Archbishop Vincent Waterman and his wife Isabel set up their ministry at St. Philip's in 1983

Archbishop Vincent Waterman was best known for his compassion to those he served. (George Mortimer/CBC)

The longtime patriarch of the African Orthodox Church in Whitney Pier has died at the age of 93.

Archbishop Vincent Waterman and his wife Isabel set up their ministry at St. Philip's African Orthodox Church in 1983.

Waterman retired two years ago, moving away from Cape Breton to be closer to family in Halifax.

His daughter, Victoria Byrd, remembers him as a caring and generous man, always willing to open his door to those needing help.

'We are servants'

"It was maybe a drug addiction or dealing with people who were going to be incarcerated [and] next thing I know, the food that I made for myself, or I thought was made for me, was given to these people," Byrd said. "My dad would always say, 'We are servants.

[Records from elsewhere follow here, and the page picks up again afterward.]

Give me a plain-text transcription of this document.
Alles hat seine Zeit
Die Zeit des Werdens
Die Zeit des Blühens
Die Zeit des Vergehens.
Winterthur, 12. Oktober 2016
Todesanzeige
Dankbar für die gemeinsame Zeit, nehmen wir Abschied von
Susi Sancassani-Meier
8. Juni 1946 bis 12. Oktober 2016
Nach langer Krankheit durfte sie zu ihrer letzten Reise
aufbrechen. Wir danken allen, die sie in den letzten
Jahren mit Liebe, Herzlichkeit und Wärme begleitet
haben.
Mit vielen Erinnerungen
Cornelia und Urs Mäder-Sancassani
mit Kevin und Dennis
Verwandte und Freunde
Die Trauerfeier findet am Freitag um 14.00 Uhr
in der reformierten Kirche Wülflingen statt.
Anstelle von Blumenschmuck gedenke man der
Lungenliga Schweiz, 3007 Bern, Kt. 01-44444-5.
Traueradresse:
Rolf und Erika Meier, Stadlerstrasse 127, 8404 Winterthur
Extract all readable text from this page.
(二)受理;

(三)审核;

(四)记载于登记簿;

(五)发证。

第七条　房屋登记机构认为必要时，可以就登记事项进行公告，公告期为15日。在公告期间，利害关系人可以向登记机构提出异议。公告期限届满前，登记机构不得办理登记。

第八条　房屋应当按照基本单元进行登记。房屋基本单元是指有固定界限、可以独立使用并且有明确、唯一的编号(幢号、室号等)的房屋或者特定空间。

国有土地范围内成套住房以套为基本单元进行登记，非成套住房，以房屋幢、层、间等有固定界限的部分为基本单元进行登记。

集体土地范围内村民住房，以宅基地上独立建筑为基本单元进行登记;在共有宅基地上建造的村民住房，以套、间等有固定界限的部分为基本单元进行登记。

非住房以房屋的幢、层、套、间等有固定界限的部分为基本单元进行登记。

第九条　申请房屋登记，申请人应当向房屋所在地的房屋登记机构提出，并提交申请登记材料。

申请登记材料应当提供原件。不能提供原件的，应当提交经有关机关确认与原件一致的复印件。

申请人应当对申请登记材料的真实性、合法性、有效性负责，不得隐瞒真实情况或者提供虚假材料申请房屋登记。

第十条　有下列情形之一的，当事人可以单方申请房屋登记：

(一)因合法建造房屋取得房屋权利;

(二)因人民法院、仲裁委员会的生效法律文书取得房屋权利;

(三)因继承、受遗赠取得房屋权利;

We have to learn to provide for others who can't provide for themselves.'"

Waterman with his wife, Isabel. (George Mortimer/CBC)

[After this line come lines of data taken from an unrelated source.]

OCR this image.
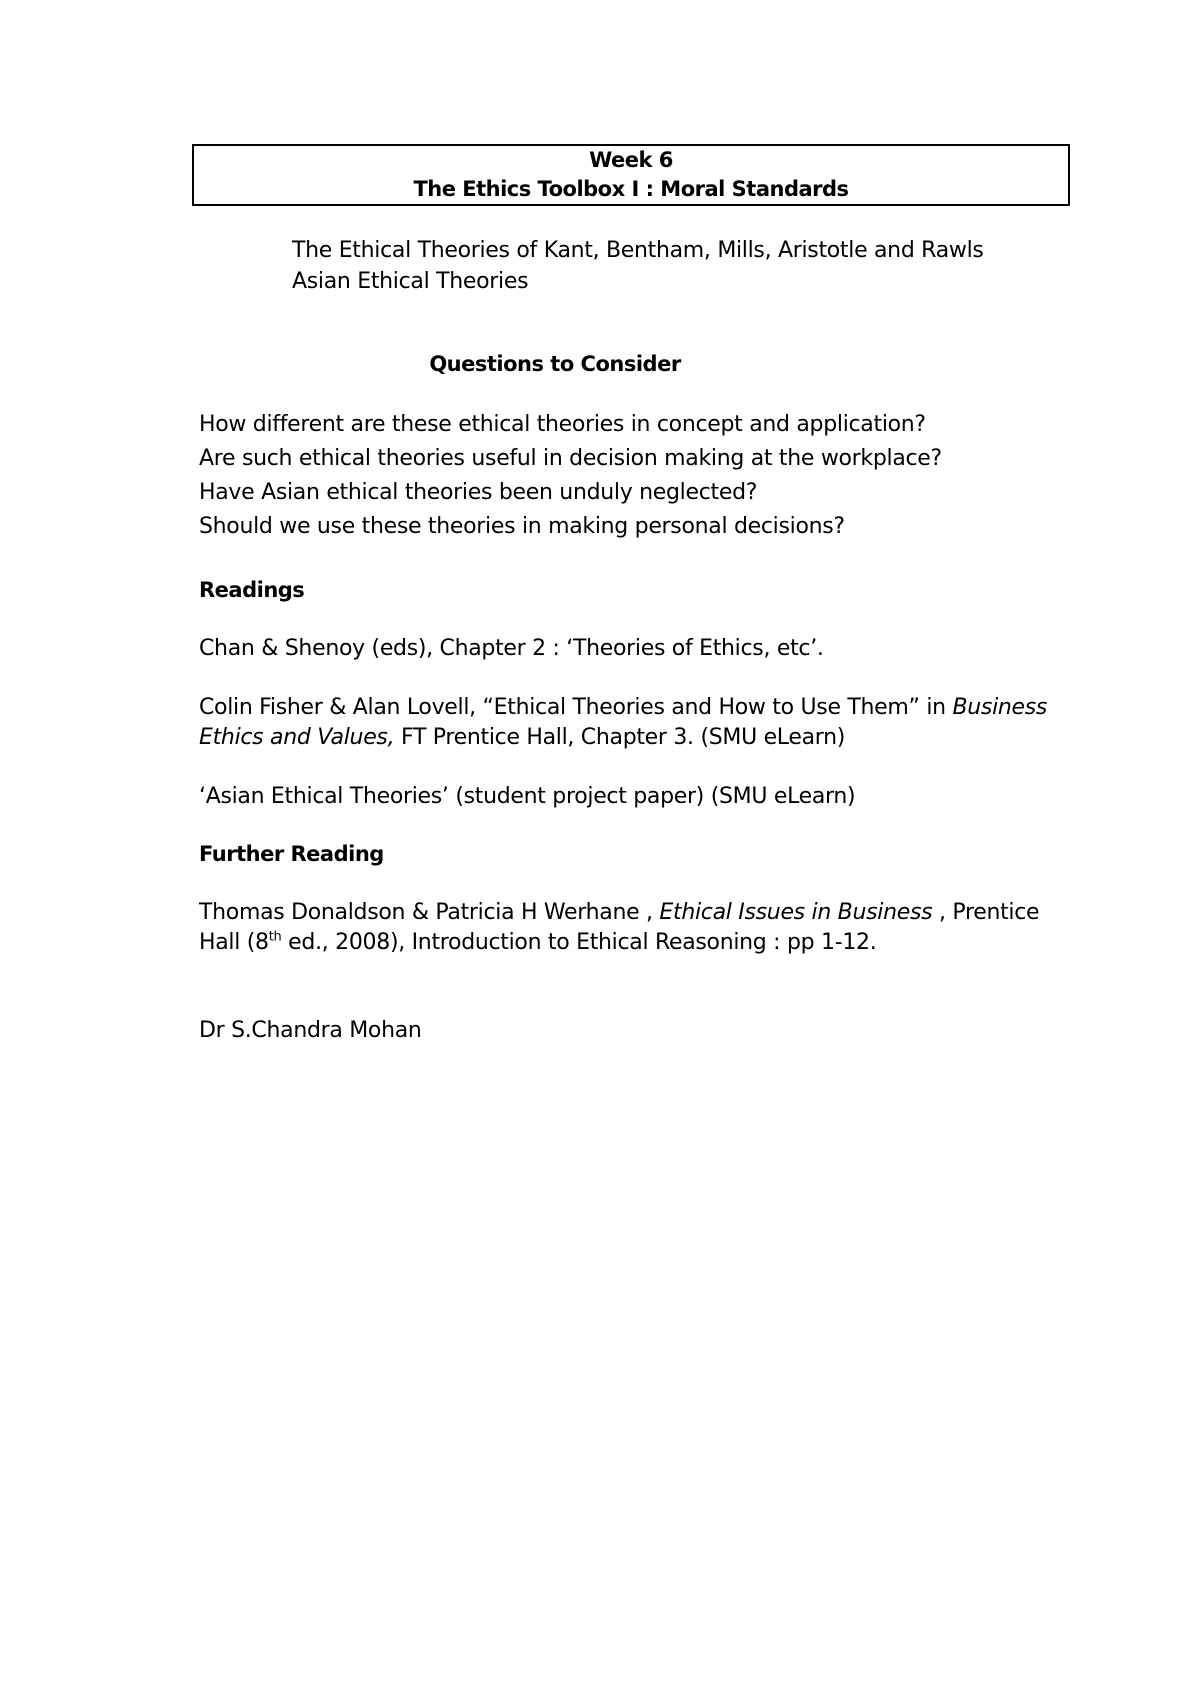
Week 6
The Ethics Toolbox I : Moral Standards
The Ethical Theories of Kant, Bentham, Mills, Aristotle and Rawls
Asian Ethical Theories
Questions to Consider
How different are these ethical theories in concept and application?
Are such ethical theories useful in decision making at the workplace?
Have Asian ethical theories been unduly neglected?
Should we use these theories in making personal decisions?
Readings
Chan & Shenoy (eds), Chapter 2 : ‘Theories of Ethics, etc’.
Colin Fisher & Alan Lovell, “Ethical Theories and How to Use Them” in Business Ethics and Values, FT Prentice Hall, Chapter 3. (SMU eLearn)
‘Asian Ethical Theories’ (student project paper) (SMU eLearn)
Further Reading
Thomas Donaldson & Patricia H Werhane , Ethical Issues in Business , Prentice Hall (8th ed., 2008), Introduction to Ethical Reasoning : pp 1-12.
Dr S.Chandra Mohan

Waterman was born in Barbados in 1925 and moved to New York City as a teenager.

He later became a priest and served as chaplain at New York's notorious Rikers Island jail.

He was elected as worldwide head of the 5,000-member African Orthodox Church in October 2015.

Follower of Martin Luther King Jr.

In an interview in 2016, he told Cape Breton's Information Morning that he was an avid follower of Martin Luther King Jr., and attended the civil rights activist's speeches in New York in the 1960s.

"We would go to 125th and 7th Avenue and listen to these people on a soapbox or a ladder," he told CBC host Steve Sutherland. "He was brilliant — [as was] Malcolm X."

Waterman also said then that one of his proudest moments was watching the election of Barack Obama to become the first black president of the United States.

Waterman and his wife set up their ministry at St. Philip's in 1983. (George Mortimer/CBC)

'Really good person'

Waterman was especially well known for his compassion, his daughter said.

"It didn't matter what you looked like, it didn't matter what religion you were, if you didn't have a religion, didn't matter," said Byrd. In fact, as recently as Tuesday people were contacting Waterman by phone or social media to ask for his prayers, she said.

"He was all of the things that make a really good pastor, but also a really good person."

Funeral arrangements have not yet been completed.